/phpSyllable

PHP Syllable splitter/counter and Hyphenator for text and HTML. Multi-language, customisable, cached and fast!

Primary LanguageTeX

Syllable

Version 1.4.5

Build Status

Copyright © 2011-2016 Martijn van der Lee. MIT Open Source license applies.

Introduction

PHP Syllable splitting and hyphenation. or rather... PHP Syl-la-ble split-ting and hy-phen-ation.

Based on the work by Frank M. Liang (http://www.tug.org/docs/liang/) and the many volunteers in the TeX community.

Many languages supported. i.e. english (us/uk), spanish, german, french, dutch, italian, romanian, russian, etc. 76 languages in total.

Language sources: http://tug.org/tex-hyphen/#languages

Supports PHP 5.2 and up, so you can use it on older servers.

Quick start

Just include phpSyllable in your project, set up the autoloader to the classes directory and instantiate yourself a Sylllable class.

$syllable = new Syllable('en-us');
echo $syllable->hyphenateText('Provide a plethora of paragraphs');

Syllable class reference

The following is an incomplete list, containing only the most common methods. For a complete documentation of all classes, read the generated PHPDoc.

public static __construct( $language = 'en', $hyphen = null )

Create a new Syllable class, with defaults

public static setCacheDir( $dir )

Set the directory where compiled language files may be stored. Default to the cache subdirectory of the current directory.

public static setLanguageDir( $dir )

Set the directory where language source files can be found. Default to the languages subdirectory of the current directory.

public setLanguage( $language )

Set the language whose rules will be used for hyphenation.

public setHyphen( Mixed $hyphen )

Set the hyphen text or object to use as a hyphen marker.

public array splitWord( $word )

Split a single word on where the hyphenation would go.

public array splitText( $text )

Split a text on where the hyphenation would go.

public string hyphenateWord( $word )

Hyphenate a single word.

public string hyphenateText( $text )

Hyphenate all words in the plain text.

public string hyphenateHtml( $html )

Hyphenate all readable text in the HTML, excluding HTML tags and attributes.

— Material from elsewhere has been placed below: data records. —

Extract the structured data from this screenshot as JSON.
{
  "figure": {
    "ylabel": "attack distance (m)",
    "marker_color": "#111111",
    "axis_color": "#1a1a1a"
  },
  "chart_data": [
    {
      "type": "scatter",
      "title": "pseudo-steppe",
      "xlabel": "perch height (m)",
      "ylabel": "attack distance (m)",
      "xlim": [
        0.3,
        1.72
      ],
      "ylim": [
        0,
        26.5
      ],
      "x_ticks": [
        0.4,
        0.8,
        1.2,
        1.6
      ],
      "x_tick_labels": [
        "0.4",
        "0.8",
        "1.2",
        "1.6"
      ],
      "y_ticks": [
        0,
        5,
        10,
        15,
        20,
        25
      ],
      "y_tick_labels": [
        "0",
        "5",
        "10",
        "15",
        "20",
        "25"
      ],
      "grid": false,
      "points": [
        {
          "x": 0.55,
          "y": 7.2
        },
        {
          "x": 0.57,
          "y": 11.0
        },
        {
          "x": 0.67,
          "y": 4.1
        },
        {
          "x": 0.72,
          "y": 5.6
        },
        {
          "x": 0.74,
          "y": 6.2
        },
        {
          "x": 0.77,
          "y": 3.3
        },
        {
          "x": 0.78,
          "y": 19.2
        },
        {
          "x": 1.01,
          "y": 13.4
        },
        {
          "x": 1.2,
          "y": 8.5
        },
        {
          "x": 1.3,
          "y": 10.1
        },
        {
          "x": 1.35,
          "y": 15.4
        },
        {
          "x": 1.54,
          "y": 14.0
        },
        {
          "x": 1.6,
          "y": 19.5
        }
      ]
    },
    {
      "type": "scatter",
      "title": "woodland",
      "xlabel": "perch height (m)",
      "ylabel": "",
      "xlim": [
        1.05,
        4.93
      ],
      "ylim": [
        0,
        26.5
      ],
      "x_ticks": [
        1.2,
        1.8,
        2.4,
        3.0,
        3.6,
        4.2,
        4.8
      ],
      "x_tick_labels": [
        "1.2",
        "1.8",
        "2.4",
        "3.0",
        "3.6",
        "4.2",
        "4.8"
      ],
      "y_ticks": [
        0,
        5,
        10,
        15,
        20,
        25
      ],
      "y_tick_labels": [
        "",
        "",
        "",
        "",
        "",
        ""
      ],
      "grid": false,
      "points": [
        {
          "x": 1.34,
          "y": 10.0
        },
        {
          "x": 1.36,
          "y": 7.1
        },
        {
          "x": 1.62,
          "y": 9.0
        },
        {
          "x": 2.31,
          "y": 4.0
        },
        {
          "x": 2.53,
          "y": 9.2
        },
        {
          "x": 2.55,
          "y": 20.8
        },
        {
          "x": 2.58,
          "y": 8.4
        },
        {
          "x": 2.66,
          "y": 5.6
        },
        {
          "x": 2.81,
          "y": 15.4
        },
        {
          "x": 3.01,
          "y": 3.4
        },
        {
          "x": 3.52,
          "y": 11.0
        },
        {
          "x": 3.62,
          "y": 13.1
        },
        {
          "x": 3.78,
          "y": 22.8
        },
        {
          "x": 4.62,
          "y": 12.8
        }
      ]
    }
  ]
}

public array histogramText( $text )

Count the number of syllables in the text and return a map with syllable count as key and number of words for that syllable count as the value.

public integer countWordsText( $text )

Count the number of words in the text.

public integer countPolysyllablesText( $text )

Count the number of polysyllables in the text.

Example

See the included demo.php file for a working example.

// Setup the autoloader (if needed)
require_once dirname(__FILE__) . '/classes/autoloader.php';

// Create a new instance for the language
$syllable = new Syllable('en-us');

// Set the directory where the .tex files are stored
$syllable->getSource()->setPath(__DIR__ . '/languages');

// Set the directory where Syllable can store cache files
$syllable->getCache()->setPath(__DIR__ . '/cache');

// Set the hyphen style. In this case, the ­ HTML entity
// for HTML (falls back to '-' for text)
$syllable->setHyphen(new Syllable_Hyphen_Soft);

// Set the treshold (sensitivity)
$syllable->setTreshold(Syllable::TRESHOLD_MOST);

// Output hyphenated text
echo $syllable->hyphenateText('Provide your own paragraphs...');

Changes

1.4.4

  • Composer autoloader added

1.4.3

  • Improved documentation

1.4.2

  • Updated spanish language files.
  • Initial PHPDoc.

1.4.1

  • More fixes for apostrophes in splitting.

1.4

  • Fix for French language handling
  • Refactor .text loading into source class.
  • Massive cache performance increase (excessive writes).

1.3.1

  • Fix slow initial cache writing; too many writes (only one was needed).
  • Removed min_hyphenation; mb_strlen takes more time than hashmap lookup.

1.3

  • Added array histogramText($text), integer countWordsText($text) and integer countPolysyllableText($text) methods.
  • Refactored cache interface.
  • Improved unittests.

1.2

  • Deprecated treshold feature. Was based on misinterpretation of the algorithm. Methods, constants and constructor signature unchanged, although you can now omit the treshold if you want (or leave it in, it's detected as a "fake" treshold).